Part of the lure of Los Angeles was to collaborate more. Though isolating prevented doing so in person, Van Etten, Dawes, and other friends sent tracks back and forth; she says working with other artists at a remove helped her “not feel the pressure of being in a room with someone and creating something magical in that one session” and embrace her home studio. “I’m a Pisces, so I’m scattered and I have a lot of projects all the time,” she says. “Those types of deadlines are so good for me.”

She knew she wanted to mostly record We’ve Been Going About This All Wrong there, too—in her space, on her terms. She sent reams of files from different studio sessions to Beatriz Artola, her mixing engineer. Artola (who was pregnant while working on the album, adding resonance to songs like “Home to Me”) says that a collaborative ethos comes through in Van Etten’s solo work, too. “Oftentimes, many artists are like, ‘I’d love to hear you do your thing, I’m open to interpretation’—and more often than not, it’s like, ‘I like what you did, but no,’” she tells me. “When Sharon asks you for your opinion, she really means it.”

But as her career has taken off, Van Etten has grown more wary of having a public profile. After the release of Are We There in 2014, she “toured incessantly,” a recent Stereogum story describes.

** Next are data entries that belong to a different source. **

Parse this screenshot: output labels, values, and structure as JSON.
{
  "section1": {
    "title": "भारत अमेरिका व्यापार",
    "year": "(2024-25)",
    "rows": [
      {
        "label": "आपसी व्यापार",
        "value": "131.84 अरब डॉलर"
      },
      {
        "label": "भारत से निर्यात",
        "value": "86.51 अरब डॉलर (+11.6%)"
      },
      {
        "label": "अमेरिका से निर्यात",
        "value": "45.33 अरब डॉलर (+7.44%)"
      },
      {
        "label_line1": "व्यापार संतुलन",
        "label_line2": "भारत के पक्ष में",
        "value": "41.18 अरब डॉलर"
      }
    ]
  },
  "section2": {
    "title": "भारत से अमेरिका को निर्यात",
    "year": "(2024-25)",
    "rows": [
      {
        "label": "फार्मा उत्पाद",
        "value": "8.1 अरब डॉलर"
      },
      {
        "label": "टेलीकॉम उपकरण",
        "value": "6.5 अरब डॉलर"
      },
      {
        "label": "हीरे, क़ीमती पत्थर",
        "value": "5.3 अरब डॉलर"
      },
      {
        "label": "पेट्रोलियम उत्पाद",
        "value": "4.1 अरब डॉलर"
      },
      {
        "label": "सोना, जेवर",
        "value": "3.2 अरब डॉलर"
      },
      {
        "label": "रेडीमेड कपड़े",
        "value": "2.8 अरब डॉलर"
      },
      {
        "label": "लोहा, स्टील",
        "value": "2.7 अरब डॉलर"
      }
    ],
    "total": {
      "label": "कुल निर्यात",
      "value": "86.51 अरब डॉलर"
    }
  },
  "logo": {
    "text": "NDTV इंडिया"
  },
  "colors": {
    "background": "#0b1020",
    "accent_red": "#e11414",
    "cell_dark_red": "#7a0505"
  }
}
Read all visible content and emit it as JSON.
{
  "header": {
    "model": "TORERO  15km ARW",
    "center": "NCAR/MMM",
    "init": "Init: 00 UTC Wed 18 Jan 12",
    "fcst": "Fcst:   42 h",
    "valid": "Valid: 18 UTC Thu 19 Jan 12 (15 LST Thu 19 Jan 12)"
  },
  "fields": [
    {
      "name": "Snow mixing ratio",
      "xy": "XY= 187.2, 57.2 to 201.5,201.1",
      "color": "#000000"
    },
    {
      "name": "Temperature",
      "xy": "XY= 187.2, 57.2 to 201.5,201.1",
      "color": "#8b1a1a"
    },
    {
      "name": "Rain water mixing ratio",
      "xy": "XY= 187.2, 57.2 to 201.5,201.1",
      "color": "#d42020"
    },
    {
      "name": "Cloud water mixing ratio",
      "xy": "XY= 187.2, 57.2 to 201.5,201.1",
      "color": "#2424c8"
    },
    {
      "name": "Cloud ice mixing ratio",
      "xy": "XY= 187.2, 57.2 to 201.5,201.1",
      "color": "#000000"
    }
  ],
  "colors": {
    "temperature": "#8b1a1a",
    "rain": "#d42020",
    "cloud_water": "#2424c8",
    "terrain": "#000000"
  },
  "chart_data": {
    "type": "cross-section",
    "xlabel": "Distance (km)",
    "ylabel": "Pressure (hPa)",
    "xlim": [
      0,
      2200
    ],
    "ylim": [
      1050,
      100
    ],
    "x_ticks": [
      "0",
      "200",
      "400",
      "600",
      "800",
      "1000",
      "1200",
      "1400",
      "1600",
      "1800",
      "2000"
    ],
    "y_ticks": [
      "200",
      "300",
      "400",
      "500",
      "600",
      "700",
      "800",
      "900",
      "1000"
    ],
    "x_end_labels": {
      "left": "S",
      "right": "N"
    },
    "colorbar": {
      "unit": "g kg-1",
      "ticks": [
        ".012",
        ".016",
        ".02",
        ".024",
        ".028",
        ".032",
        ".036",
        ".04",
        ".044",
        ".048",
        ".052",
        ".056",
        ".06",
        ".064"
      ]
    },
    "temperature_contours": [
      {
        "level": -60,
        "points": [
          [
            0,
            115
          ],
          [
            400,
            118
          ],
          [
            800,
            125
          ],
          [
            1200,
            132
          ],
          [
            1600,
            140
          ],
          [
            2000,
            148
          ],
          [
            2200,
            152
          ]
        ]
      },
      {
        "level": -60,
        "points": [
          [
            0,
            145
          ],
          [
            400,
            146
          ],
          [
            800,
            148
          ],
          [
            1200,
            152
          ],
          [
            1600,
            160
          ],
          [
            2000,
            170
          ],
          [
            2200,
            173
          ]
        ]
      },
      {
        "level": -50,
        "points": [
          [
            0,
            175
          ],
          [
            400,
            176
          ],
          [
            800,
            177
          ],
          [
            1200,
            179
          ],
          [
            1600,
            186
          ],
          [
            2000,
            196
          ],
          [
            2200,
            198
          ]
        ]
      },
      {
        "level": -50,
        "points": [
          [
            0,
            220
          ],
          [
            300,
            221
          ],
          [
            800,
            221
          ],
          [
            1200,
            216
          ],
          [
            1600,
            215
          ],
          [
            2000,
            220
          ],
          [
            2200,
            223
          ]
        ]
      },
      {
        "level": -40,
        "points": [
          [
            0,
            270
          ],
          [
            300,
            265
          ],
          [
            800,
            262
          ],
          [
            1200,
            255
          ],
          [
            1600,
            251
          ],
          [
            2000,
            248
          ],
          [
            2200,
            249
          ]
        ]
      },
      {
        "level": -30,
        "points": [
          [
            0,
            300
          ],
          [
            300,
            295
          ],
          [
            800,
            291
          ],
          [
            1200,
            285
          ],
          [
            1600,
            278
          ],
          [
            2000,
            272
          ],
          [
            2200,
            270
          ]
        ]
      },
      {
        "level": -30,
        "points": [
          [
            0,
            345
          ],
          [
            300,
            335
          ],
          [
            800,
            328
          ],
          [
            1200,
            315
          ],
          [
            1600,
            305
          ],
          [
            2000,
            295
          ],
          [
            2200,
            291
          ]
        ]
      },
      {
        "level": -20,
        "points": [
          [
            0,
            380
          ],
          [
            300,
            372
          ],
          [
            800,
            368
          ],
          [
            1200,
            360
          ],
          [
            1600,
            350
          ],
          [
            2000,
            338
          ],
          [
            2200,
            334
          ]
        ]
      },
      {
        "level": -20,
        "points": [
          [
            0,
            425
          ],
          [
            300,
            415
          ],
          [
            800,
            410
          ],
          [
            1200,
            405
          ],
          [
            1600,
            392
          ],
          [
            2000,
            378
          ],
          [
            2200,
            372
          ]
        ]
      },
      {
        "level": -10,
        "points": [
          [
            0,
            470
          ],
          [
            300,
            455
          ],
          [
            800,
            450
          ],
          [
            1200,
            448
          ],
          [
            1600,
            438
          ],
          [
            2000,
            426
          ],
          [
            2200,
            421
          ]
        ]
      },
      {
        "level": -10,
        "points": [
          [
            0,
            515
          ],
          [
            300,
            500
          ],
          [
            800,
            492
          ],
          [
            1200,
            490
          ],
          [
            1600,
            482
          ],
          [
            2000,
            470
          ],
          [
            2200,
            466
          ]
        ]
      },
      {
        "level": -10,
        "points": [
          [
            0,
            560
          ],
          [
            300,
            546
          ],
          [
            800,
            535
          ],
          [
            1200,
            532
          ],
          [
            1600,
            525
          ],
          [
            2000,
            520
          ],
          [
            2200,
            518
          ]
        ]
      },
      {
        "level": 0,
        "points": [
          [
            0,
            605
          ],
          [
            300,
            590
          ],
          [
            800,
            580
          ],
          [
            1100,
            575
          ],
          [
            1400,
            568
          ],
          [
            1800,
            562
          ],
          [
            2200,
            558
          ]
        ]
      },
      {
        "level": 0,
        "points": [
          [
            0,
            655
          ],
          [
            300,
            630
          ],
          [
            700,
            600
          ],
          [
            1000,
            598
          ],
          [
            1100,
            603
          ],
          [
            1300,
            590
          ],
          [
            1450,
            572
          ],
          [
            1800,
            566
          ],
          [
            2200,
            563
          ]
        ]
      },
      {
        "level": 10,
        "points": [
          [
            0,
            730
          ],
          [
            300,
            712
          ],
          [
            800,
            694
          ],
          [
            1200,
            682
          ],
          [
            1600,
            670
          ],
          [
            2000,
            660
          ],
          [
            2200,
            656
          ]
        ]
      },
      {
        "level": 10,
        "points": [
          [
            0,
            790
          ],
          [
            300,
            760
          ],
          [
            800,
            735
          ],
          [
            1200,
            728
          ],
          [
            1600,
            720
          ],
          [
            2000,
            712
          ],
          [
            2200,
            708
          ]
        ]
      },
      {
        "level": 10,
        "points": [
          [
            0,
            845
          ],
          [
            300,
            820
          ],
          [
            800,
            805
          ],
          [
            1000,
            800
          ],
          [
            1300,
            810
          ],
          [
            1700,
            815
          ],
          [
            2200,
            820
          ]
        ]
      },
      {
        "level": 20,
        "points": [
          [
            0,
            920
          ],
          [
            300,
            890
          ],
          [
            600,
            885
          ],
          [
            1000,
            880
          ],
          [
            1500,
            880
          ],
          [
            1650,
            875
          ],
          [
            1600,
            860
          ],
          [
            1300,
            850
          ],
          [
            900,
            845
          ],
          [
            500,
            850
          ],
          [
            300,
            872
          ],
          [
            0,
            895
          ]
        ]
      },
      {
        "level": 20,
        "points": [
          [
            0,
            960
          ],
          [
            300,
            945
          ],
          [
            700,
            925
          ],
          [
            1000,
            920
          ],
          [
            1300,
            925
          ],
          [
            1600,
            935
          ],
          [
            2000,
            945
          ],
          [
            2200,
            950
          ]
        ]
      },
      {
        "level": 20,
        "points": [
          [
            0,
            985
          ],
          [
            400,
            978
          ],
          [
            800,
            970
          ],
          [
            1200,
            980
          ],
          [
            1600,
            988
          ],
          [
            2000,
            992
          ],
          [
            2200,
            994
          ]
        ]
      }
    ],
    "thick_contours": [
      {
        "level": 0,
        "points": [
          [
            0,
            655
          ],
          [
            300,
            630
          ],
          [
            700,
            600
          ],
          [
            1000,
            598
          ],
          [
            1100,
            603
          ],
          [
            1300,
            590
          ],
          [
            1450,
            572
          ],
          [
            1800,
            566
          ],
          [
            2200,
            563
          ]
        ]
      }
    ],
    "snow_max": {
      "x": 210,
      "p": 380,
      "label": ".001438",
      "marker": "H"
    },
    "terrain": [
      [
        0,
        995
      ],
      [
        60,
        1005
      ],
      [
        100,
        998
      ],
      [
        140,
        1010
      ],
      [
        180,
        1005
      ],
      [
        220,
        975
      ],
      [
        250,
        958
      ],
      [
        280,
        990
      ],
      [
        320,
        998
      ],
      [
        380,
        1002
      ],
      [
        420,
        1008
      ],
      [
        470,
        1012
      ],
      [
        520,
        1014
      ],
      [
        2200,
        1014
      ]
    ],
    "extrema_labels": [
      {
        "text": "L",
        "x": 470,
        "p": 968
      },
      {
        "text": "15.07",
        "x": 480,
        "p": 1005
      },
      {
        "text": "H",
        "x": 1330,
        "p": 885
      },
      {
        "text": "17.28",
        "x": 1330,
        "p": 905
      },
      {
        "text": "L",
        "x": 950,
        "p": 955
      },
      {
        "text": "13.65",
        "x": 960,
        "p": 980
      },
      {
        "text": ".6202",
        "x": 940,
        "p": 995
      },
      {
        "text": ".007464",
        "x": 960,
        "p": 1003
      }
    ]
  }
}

It was challenging. “It became too hard for me to go to the merch table,” she later writes in an email. “My voice wouldn't last and my stamina emotionally was at odds with the needs of the fans and the personal stories they would tell.” (This is also one of the things that inspired her to study psychology.) When we speak over Zoom, she’s visiting family; afterwards, through her publicist, she asks me not to include her location in this story.

“It’s starting to make me uncomfortable,” Van Etten says. “There’s a power of anonymity…” She pauses. “I have these concerns, being a mother and being in the public eye. I just want to sustain where I’m at without changing anything in my life.” It’s made her reluctant to pursue more acting (though she’s had recent auditions), and she’s “dreading” touring; for all the difficulties of the past two years, she says, having so much time to be present with her son was not one of them. “But it’s also nice to miss each other, too,” she says.

Before she embarks on tour, Van Etten has assigned herself a new project: repairing a pair of refrigerator-size Magnepan speakers she found at a thrift store. In or out of the studio, there’s always something to make next.